Vedi Riferimento della configurazione per lo schema completo di plugins.*.

Note

  • Il manifest è obbligatorio per i plugin nativi di OpenClaw, inclusi i caricamenti dal filesystem locale. Il runtime carica comunque separatamente il modulo del plugin; il manifest serve solo per rilevamento + validazione.
  • I manifest nativi vengono analizzati con JSON5, quindi commenti, virgole finali e chiavi senza virgolette sono accettati purché il valore finale sia ancora un oggetto.
  • Il loader del manifest legge solo i campi documentati del manifest.
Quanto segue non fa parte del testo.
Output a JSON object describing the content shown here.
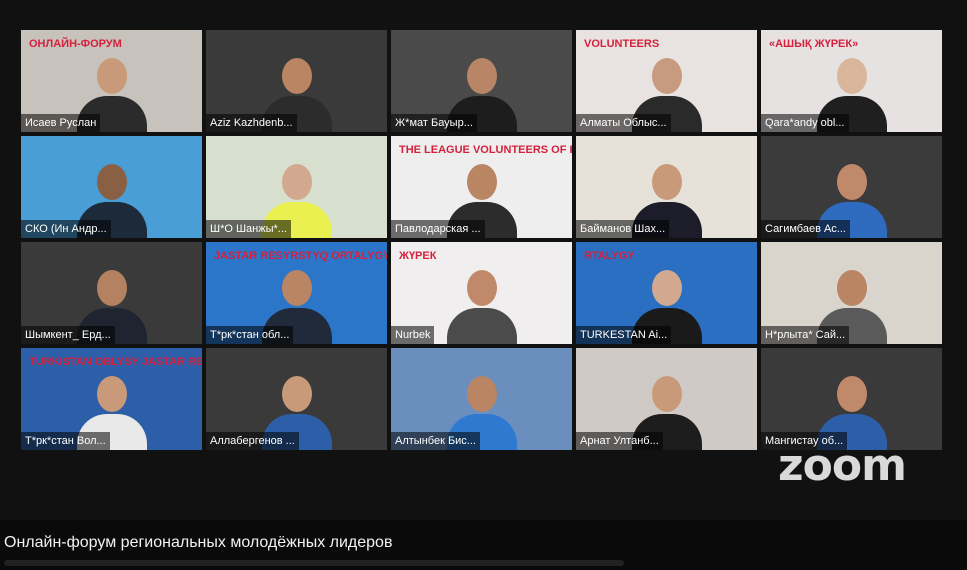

Evitare chiavi personalizzate di primo livello.
  • channels, providers, cliBackends e skills possono essere tutti omessi quando un plugin non ne ha bisogno.
  • providerCatalogEntry deve restare leggero e non dovrebbe importare codice runtime ampio; usalo per metadati statici del catalogo provider o descrittori di rilevamento mirati, non per l'esecuzione al momento della richiesta.
  • I tipi di plugin esclusivi vengono selezionati tramite plugins.slots.*: kind: "memory" tramite plugins.slots.memory, kind: "context-engine" tramite plugins.slots.contextEngine (predefinito legacy).
  • Dichiarare il tipo di plugin esclusivo in questo manifest. OpenClawPluginDefinition.kind nella voce runtime è deprecato e resta solo come fallback di compatibilità per i plugin più vecchi.
  • I metadati delle variabili d'ambiente (setup.providers[].envVars, providerAuthEnvVars deprecato e channelEnvVars) sono solo dichiarativi. Stato, audit, validazione della consegna cron e altre superfici di sola lettura applicano comunque l'attendibilità del plugin e la policy di attivazione effettiva prima di trattare una variabile d'ambiente come configurata.
  • Per i metadati del wizard runtime che richiedono codice del provider, vedi hook runtime del provider.
  • Se il tuo plugin dipende da moduli nativi, documenta i passaggi di build e qualsiasi requisito di allowlist del package manager (per esempio, pnpm allow-build-scripts + pnpm rebuild <package>).